Ottoman victory in Iraq

The Siege of Karbala (1843) was a military confrontation between the Al-Muntafiq Emirate together with the local gangs of Karbala in Ottoman Iraq and the Ottoman Empire.

== Background ==
After the collapse of the Safavid dynasty, Shia clerics fled to Iraq. Karbala being the place of the Martyrdom of Husayn ibn Ali became the alternative to Isfahan and held the most dynamic clerical community. In 1842, Karbala had 14 local gangs each with 60 to 400 members, with a total of 2,000-2,500 members. They collected protection money from residents and pilgrims. Many of them were known to be criminals and debtors from Iraq and defectors from Iranian and Ottoman armies. Ibrahim al Zafrani who was a mixed Iranian-Arab and of lower class, headed the largest gang in the city composed of Iranians and Arabs.
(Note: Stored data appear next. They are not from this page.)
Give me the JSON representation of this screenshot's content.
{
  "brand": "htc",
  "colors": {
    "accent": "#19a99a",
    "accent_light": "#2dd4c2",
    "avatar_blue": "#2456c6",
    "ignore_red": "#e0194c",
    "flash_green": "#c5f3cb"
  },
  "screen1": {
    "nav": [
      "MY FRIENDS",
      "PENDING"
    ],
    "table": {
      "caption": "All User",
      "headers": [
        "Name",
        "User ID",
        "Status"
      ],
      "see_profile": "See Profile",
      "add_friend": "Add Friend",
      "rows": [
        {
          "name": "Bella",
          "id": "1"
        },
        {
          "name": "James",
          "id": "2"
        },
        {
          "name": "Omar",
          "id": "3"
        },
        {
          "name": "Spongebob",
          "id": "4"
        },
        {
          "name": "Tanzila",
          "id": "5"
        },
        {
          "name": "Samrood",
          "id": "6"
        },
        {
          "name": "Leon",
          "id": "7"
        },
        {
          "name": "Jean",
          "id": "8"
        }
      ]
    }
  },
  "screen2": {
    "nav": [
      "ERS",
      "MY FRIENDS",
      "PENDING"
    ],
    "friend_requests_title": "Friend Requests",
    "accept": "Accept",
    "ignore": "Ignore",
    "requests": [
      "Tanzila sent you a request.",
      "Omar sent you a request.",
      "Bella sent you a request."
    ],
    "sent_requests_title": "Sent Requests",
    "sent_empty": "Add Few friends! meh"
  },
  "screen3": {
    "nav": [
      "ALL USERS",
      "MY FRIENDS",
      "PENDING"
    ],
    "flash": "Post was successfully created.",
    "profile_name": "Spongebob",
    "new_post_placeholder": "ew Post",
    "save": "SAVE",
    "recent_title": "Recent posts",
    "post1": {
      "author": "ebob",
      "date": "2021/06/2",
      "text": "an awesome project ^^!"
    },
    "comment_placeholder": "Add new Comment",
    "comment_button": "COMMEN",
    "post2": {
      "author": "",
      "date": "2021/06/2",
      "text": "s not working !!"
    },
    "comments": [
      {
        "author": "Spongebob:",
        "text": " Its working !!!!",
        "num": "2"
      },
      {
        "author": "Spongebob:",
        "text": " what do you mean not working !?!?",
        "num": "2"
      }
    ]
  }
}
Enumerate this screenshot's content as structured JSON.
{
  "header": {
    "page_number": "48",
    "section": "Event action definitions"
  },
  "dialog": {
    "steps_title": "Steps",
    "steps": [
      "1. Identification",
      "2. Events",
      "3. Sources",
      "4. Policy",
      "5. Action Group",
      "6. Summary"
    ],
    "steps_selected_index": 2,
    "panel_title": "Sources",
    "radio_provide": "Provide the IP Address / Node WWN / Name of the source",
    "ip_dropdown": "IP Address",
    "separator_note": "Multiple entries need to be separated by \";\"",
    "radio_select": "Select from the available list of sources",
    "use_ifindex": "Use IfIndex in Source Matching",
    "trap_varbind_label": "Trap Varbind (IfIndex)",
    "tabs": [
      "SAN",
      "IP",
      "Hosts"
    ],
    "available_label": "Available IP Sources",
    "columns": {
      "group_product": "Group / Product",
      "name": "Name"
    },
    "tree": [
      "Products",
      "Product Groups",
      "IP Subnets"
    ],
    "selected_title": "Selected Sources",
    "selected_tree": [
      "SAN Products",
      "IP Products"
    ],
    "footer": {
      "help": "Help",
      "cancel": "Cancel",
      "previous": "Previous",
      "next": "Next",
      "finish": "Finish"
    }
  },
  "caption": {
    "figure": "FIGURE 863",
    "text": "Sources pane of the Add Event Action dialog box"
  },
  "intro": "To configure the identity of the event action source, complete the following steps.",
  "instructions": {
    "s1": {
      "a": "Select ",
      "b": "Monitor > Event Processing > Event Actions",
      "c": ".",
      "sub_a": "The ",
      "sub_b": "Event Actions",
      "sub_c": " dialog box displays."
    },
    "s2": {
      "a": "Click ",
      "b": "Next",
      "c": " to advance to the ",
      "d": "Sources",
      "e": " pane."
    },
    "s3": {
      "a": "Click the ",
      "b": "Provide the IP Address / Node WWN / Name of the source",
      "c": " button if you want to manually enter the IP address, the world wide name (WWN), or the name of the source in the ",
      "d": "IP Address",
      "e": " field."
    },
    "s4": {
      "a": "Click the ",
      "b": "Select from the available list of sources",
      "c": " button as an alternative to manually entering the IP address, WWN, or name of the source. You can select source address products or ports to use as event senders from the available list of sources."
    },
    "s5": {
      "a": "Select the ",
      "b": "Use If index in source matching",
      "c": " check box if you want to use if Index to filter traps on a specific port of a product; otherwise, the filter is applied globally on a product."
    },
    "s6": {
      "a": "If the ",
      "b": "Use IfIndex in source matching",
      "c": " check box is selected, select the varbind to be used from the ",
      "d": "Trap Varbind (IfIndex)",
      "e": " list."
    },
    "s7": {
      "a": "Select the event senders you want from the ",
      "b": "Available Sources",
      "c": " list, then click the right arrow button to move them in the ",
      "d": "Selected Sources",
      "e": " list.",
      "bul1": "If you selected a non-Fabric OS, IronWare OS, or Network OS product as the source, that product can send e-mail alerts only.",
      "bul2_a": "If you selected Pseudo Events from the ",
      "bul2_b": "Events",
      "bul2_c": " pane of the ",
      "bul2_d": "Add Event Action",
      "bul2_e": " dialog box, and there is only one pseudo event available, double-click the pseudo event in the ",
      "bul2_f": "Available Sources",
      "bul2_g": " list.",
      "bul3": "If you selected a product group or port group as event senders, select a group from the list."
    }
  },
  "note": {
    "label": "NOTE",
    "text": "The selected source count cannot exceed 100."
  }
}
In Karbala and Najaf, Persian scholars succeeded in asserting their influence over the religious affairs of the cities by dominating the Arab scholars. The dispute between the Akhbari and the fundamentalists ended in a victory of the fundamentalists, many of which were Persian who occupied shia religious leadership positions in Iraq. These migrations took place during a time of constant conflict between Arab shi'ite tribes and ottomans which placed the Arab shi'ites in a difficult position. The shi'ite Arabs often showed resentment with the tribes, the Iranian settlers preserved the knowledge, culture and loyalty to Iran.
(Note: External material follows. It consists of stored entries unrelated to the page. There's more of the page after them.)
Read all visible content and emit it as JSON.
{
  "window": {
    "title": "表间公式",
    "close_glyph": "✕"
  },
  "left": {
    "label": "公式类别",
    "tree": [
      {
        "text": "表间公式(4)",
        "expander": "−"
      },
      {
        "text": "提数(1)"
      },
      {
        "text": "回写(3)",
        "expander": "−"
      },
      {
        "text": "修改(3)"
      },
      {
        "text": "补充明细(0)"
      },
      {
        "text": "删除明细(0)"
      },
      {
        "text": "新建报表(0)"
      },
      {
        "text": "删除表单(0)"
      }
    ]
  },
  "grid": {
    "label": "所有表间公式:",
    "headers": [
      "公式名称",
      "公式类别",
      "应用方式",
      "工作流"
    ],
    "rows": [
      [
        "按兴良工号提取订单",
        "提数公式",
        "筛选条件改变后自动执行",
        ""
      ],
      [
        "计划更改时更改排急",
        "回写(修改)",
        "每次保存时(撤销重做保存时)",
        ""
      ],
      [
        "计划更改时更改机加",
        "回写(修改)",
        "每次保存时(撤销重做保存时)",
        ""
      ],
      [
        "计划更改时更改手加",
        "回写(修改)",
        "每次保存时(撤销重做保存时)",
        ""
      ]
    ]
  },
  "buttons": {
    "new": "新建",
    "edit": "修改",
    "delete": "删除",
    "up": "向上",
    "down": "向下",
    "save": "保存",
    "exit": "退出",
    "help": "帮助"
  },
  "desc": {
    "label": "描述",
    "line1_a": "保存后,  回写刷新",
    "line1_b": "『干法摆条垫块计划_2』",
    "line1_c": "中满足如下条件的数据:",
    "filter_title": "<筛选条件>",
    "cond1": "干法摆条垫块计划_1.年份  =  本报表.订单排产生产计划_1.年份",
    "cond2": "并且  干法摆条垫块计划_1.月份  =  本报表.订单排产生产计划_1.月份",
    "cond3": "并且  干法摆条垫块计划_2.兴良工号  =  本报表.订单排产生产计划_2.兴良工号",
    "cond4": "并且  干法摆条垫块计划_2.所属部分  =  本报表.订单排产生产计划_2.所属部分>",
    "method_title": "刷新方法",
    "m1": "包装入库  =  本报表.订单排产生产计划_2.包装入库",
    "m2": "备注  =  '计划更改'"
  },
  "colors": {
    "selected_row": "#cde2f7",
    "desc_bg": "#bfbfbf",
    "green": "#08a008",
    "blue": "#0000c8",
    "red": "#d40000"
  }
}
The walls across the city of Karbala which was originally built against the Wahhabi attacks on Karbala in turn enabled the inhabitants of the city to thwart Ottoman authority onto the city. Najib pasha argued that the walls created a safe haven for gangs (yaramazlar) and various criminal activities as well as a storage site of loots. The Wahhabi attacks gave the Qajar monarch Fath-Ali Shah Qajar to intervene in Karbala. He sent 300 baluch troops, however years later when their salary was cut off, many of the troops settled down and formed gangs in the city.

== Siege ==
In 1842, Muhammad Najib replaced Ali Rıza Pasha, who advocated for the end of Karbala's independent authority and for a centralised ottoman authority over Karbala. By October, the failure to send supplies to Baghdad which was a symbol recognition of the central authority over Karbala and the refusal of entry even as a pilgrim made Najib more determined to establish a military garrison in the city. Zafrani declared to resist the Pasha's entry to the city, who was ready to use military force against the city. When Najib camped at Musayyib, he was received by a deputation from the city by the nominal governors. Before the party left for Karbala to persuade the city's population for agreement over some of the terms of the Pasha, Najib requested to persuade the Iranian faction to dissociate themselves from the "girami" faction or otherwise to quit the town or a quarter of the population to take refugee in the shrines of Husayn ibn Ali and Abbas ibn Ali. Najib assured the governors that anyone seeking refugee in the houses would be secured.The Iranian consulate in Baghdad is said to sent 2 letters to Rashti for evacuation of the Iranians in the city, however Sayyid later maintained that he never received the letter to this effect. Rashti tried to resolve the crisis peacefully, he went to Sa'adullah Pasha, the commander of the campaign and offered that they hand over some of the leaders of the Al-Yarmaz as hostages to them and that the ottomans withdraw their forces to al-Musayyib, leaving 500 ottoman troops outside the city wall, whose entrance will coincide with the departure of the Yarmaz (Iranian) hostages. Sa'adullah presented the offer to Najib Pasha. On 22 December 1842, Najib handed over the hostages, who were the family members of Zafrani and Mirza Saleh. Sa'adullah was displeased with the Iranians due to the capture of the Ottoman cannons.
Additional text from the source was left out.